The tyranny of kindness has slinked its way into our society, laws and our collective mindset. The evidence can be gleaned from the headlines almost on a daily basis. Only yesterday, Southwark Crown Court overturned the conviction of Hamit Coskun, a campaigning atheist, for burning a Koran earlier this year. His original conviction had its foundation in the opinion, now widely accepted, that being unkind is unacceptable. But as Justice Bennathan reminded us yesterday: ‘Burning a Koran may be an act that many Muslims find desperately upsetting and offensive. The criminal law, however, is not a mechanism that seeks to avoid people being upset, even grievously upset.’ 

Elsewhere, last Sunday we read that Portsmouth University has placed a trigger warning on editions of Ian Fleming’s novel Dr No, because James Bond novels contain ‘racism, misogyny and xenophobia’. Indeed, literature is particularly susceptible to the tyranny of kindness. That newish phenomenon in publishing of the ‘sensitivity reader’ embodies perfectly the intimate link between compassion and censorship, of caring for people’s feelings and dictating what they’re allowed to say. The type of people who attach trigger warning to books – or have them bowdlerised – are the same types who would like to codify ‘Islamophobia’. They have identical motives: to protect minorities from nasty words and hurt feelings.

Despite its avowed good intentions from the start, the autocratic nature of wokery doesn’t represent a perversion. Hyper-liberalism hasn’t deviated from its ‘true path’. It’s always sought to engineer and enforce equality of outcome for minorities and presumed victims; that’s what it really means by ‘equity’. This necessarily entails the penalisation of those not belonging to its intersectional spectrum of the oppressed: whites, males and heterosexuals. That’s why most diktats that reach us today, from the law courts to the universities, are aimed at this demographic. EDI policies imposed in the workplace disadvantage the same people. 

Reasonable sounding pleas for ‘decency’ and ‘kindness’ often mask ulterior motives and entail invidious outcomes. That other innocent-sounding watchword, ‘inclusivity’, is but one more misnomer that conceals its opposite intent: to exclude certain demographics from the public sphere, to exclude certain words and political beliefs from the public domain.

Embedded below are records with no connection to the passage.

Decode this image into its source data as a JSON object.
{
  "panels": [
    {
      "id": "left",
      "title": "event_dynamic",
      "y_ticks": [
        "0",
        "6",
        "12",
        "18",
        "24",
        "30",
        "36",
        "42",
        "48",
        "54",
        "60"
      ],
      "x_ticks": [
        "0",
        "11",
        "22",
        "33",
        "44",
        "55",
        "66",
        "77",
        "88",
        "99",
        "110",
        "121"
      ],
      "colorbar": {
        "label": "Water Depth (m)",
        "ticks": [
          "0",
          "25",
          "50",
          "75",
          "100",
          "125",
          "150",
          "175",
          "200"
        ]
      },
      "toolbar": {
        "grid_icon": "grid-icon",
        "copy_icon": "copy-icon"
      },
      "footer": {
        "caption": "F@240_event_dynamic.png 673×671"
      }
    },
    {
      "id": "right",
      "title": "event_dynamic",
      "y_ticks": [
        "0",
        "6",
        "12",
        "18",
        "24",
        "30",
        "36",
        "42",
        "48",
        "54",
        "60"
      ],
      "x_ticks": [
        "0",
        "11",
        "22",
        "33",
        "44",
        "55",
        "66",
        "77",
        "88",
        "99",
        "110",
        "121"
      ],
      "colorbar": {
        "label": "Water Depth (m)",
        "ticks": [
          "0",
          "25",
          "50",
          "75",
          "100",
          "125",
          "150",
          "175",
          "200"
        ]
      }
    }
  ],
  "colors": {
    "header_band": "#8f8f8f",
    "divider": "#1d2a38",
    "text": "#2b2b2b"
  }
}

Those who cry that society must be protected from impure thoughts and upsetting ideas have always endorsed censorship. Even today’s mainstream progressives are less queasy about silencing dissenting voices. As research carried out this week by the pollsters Electoral Calculus and Find Out Now, 55 per cent of the lecturing class (teachers, academics and culture workers) said that freedom of speech was often used to hurt minorities and damage society, compared with 39 of the public in general. Many progressives today routinely dismiss free speech is a ‘right wing’ cause.

We should have learnt by now to beware those who call for ‘kinder, gentler politics’, as Jeremy Corbyn did with those words at the 2015 Labour Conference. Not coincidentally, his tenure saw a surge in anti-Semitism in the British left. The reason is simple. Those who believe they have good on their side have a licence to behave as they like.